The effect of mutated leptin was compared with that of wild-type chicken leptin both in vitro and in vivo. In addition, ovine and chicken leptins were compared because ovine leptin lacks a Cys at position 3. In BAF/3 cells stably transfected with the long form of human leptin receptor, wild-type and mutant chicken leptins exhibited equivalent or similar effects on cell proliferation, whereas ovine leptin was ~10-fold more efficient, in agreement with our former result (14). This indicates that, at least for the purpose of cell proliferation, the Cys3 (or Cys4 in Ala-leptin) in chicken leptin plays no role. Furthermore, the differences between ovine and chicken leptin cannot be attributed to improper refolding of the recombinant proteins but rather to differences in their primary structure, which likely affect their affinity toward human leptin receptor. Because the receptor in BAF/3 cells is a human leptin receptor, this hypothesis can only be confirmed once the chicken leptin receptor has been identified and characterized.
The role of Cys4 in chicken Ala-leptin was also indirectly investigated
in vivo by comparing the effects of ovine leptin, chicken leptin, and
C4S analog of the latter on reducing in food ingestion capacity. In
5-wk-old layer-genotype chickens, a single intraperitoneal injection of
ovine or chicken leptin exerted a significant reduction in food intake
in animals being refed after 2 h of fasting (Figs. 6 and
7A). The effect lasted >5 h but disappeared after 9-10
h (Fig. 6). Moreover, both ovine and chicken leptins exerted similar
effects on feeding behavior, with a similar impact on time spent eating
but with no effect on the number of approaches to the feeders compared
with placebo-administered controls (Table 2). Because the total
cumulative food intake (Fig. 7A) and the accumulated time
spent eating were reduced by both chicken and ovine leptin treatments
(Fig. 7B), whereas the number of approaches was not affected
by the hormonal treatment (Table 2), we conclude that the reduced feed
intake resulted mainly from the decreased average meal duration during
each approach and not from the change in meal frequency. This is
somewhat different from rodents, in which leptin injection inhibited
food intake by reducing the meal size without affecting meal duration
or meal frequency (4). Hence, chicken sensitivity toward
leptin is clearly demonstrated. In wild-type mice, the effect of leptin
lasted longer (>12 h) but was maintained by daily injections
(8-10), with a significant reduction of 35% in food
intake after 4 days of treatment (10 mg leptin · kg1 · day
1). These data show that
ovine and chicken leptin are equipotent in reducing food intake and
hint at similar affinities toward chicken leptin receptor, although
this has yet to be demonstrated. As already shown, the ovine and
chicken leptins exhibited different biological activities toward human
leptin receptor in a bioassay based on cell proliferation. In addition,
this result indicates, at least indirectly, that the presence of Cys4
has no effect. Treatment of two chicken strains differing in their food
ingestion capacity further supported this hypothesis, despite the fact
that at the same age broiler chickens ingest at least four times more food than layer chickens.

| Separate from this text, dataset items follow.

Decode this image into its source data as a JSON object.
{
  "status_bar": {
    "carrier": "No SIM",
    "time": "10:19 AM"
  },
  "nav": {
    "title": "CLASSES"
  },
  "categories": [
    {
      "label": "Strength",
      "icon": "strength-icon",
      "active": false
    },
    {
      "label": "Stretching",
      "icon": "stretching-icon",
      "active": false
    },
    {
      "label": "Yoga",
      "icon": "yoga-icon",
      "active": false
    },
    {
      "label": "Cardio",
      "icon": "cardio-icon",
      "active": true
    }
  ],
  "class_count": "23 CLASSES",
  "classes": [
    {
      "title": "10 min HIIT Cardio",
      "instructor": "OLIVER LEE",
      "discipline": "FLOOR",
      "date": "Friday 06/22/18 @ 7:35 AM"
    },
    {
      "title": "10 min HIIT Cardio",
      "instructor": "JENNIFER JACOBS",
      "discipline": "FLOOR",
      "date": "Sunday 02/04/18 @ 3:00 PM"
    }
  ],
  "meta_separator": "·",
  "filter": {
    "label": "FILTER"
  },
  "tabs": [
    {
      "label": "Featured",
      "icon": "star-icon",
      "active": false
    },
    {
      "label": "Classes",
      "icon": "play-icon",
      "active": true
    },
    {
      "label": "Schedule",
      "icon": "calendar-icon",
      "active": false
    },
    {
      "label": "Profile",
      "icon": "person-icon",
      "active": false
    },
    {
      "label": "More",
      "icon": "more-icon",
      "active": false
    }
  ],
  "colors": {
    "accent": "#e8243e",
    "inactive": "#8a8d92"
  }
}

However, it should be noted that, when mouse leptin was injected
directly in the chicken central nervous system, no alteration in food
intake was observed (2). This observation raises the question if the difference between the present and other
(2) results originates from a different way of application
or is related to a different source of leptin. The
difference between the central and peripheral effects of leptin on food
intake may be partially explained by the absence of leptin receptor in
chicken brain or by the notion that mouse leptin does not bind to
chicken leptin receptor. Another possibility is that the infusion
period was too short. For instance, in ewes given
intracerebroventricular infusion of ovine leptin, a considerable
decrease of activity could be seen only after 72 h (D. H. Keisler
and A. Gertler, unpublished data). Moreover, we also suggest
that the peripheral leptin injection may allow leptin to bind to
binding protein and then act centrally. In addition, a specific
peripheral effect of leptin on liver, stomach, and -cells of the
pancreas and others may also play a role in regulating food intake.
Indirect evidence also suggests that food intake control in the central
nervous system of chickens is slightly different from that in mammals.

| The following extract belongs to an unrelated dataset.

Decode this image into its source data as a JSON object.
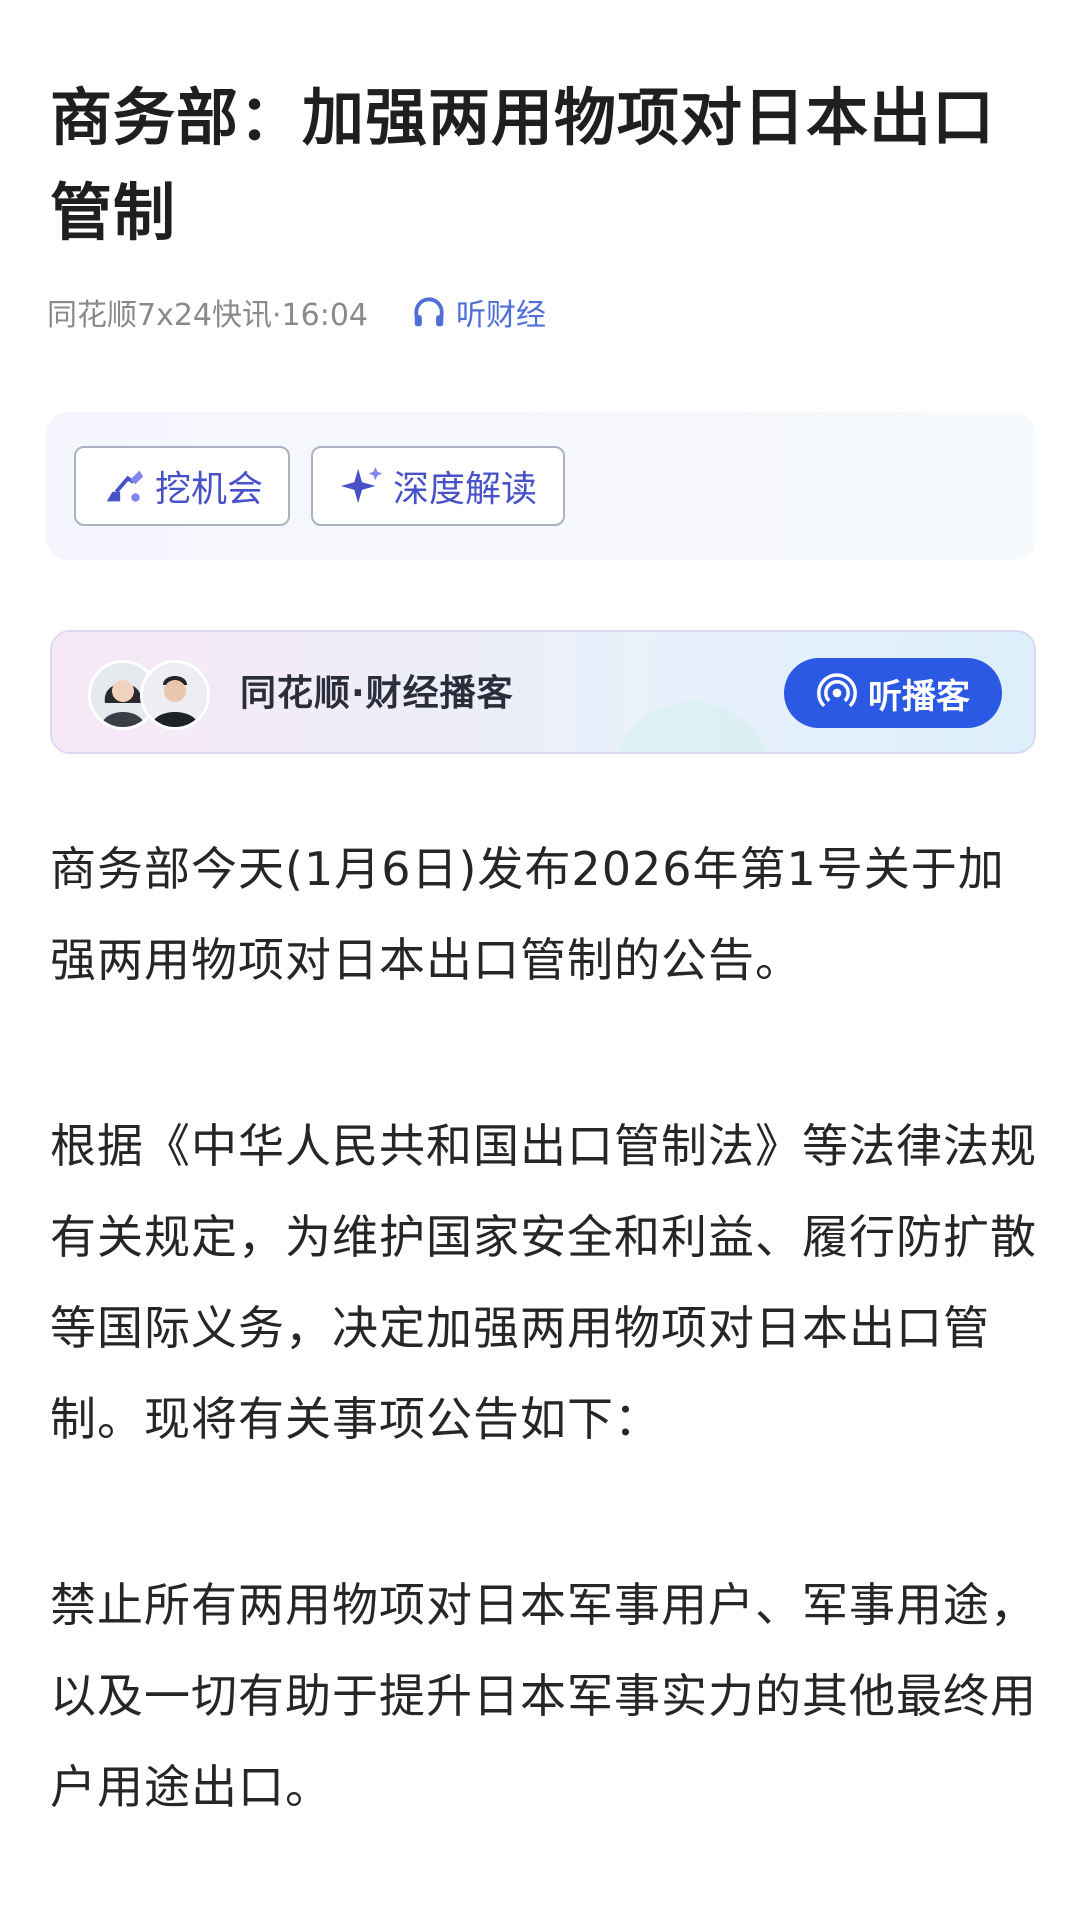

For instance, electrocoagulation of the ventromedian hypothalamus in
chicken or goose (12, 15) induces moderate
hyperphagia but not as strongly as in mammals.

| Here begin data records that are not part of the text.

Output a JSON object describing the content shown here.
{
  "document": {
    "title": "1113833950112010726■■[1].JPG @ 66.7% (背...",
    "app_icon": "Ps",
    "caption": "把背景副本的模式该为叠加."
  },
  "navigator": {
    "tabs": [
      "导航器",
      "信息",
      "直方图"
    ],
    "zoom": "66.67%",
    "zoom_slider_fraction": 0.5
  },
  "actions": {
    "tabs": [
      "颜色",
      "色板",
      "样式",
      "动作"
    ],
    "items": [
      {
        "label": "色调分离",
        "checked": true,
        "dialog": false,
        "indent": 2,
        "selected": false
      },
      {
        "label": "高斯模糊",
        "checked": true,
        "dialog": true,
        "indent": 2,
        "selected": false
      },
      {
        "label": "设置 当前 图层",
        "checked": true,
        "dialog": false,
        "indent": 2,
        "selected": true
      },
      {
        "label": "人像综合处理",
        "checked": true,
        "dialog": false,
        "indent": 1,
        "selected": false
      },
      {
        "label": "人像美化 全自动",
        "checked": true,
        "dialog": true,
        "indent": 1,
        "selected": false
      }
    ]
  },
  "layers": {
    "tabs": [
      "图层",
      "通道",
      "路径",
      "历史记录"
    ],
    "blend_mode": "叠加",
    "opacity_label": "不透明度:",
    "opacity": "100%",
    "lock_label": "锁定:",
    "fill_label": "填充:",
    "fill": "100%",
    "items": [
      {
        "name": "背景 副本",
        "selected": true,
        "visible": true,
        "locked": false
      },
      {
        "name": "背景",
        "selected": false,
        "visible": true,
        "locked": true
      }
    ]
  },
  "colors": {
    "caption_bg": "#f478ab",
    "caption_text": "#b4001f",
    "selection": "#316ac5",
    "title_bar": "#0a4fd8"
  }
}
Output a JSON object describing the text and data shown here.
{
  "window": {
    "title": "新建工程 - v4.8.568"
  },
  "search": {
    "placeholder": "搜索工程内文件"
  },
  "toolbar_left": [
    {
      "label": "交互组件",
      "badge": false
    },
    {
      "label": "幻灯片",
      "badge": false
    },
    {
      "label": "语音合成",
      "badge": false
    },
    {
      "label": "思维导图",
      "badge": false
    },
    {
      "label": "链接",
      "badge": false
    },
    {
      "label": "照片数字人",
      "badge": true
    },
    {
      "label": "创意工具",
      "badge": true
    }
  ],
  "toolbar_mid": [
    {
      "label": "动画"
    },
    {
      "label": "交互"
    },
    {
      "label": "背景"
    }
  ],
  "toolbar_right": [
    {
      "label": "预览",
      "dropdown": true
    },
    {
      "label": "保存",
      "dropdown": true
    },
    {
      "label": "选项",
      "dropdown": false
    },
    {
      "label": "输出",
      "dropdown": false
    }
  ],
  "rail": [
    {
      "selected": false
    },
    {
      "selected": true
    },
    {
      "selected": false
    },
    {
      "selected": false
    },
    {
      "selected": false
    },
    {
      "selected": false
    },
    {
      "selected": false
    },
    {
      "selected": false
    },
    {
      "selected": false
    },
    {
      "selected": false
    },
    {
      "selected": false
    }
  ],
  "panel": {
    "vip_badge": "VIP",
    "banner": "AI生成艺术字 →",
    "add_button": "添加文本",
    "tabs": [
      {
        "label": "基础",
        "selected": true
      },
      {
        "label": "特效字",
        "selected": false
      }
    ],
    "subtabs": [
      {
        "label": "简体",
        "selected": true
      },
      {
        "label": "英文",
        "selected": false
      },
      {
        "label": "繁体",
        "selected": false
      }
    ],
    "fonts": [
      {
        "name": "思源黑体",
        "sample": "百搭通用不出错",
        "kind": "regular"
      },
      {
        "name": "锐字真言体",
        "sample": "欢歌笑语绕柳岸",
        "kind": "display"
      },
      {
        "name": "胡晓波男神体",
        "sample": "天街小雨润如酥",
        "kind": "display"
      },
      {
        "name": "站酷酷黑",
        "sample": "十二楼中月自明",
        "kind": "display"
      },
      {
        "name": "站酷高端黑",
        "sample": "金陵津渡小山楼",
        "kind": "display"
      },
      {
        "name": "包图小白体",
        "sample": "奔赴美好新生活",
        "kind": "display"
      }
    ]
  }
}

In conclusion, the present results indicate that Cys3 in chicken leptin (Cys4 in Ala-leptin) is not crucial for its biological effect in vitro or in vivo. Moreover, the discrepancy between the efficiencies of ovine and chicken leptin in vitro and in vivo suggests that the chicken leptin receptor recognizes both molecules but human receptors discriminate between them. Confirmation of this hypothesis awaits the identification of the chicken leptin receptor.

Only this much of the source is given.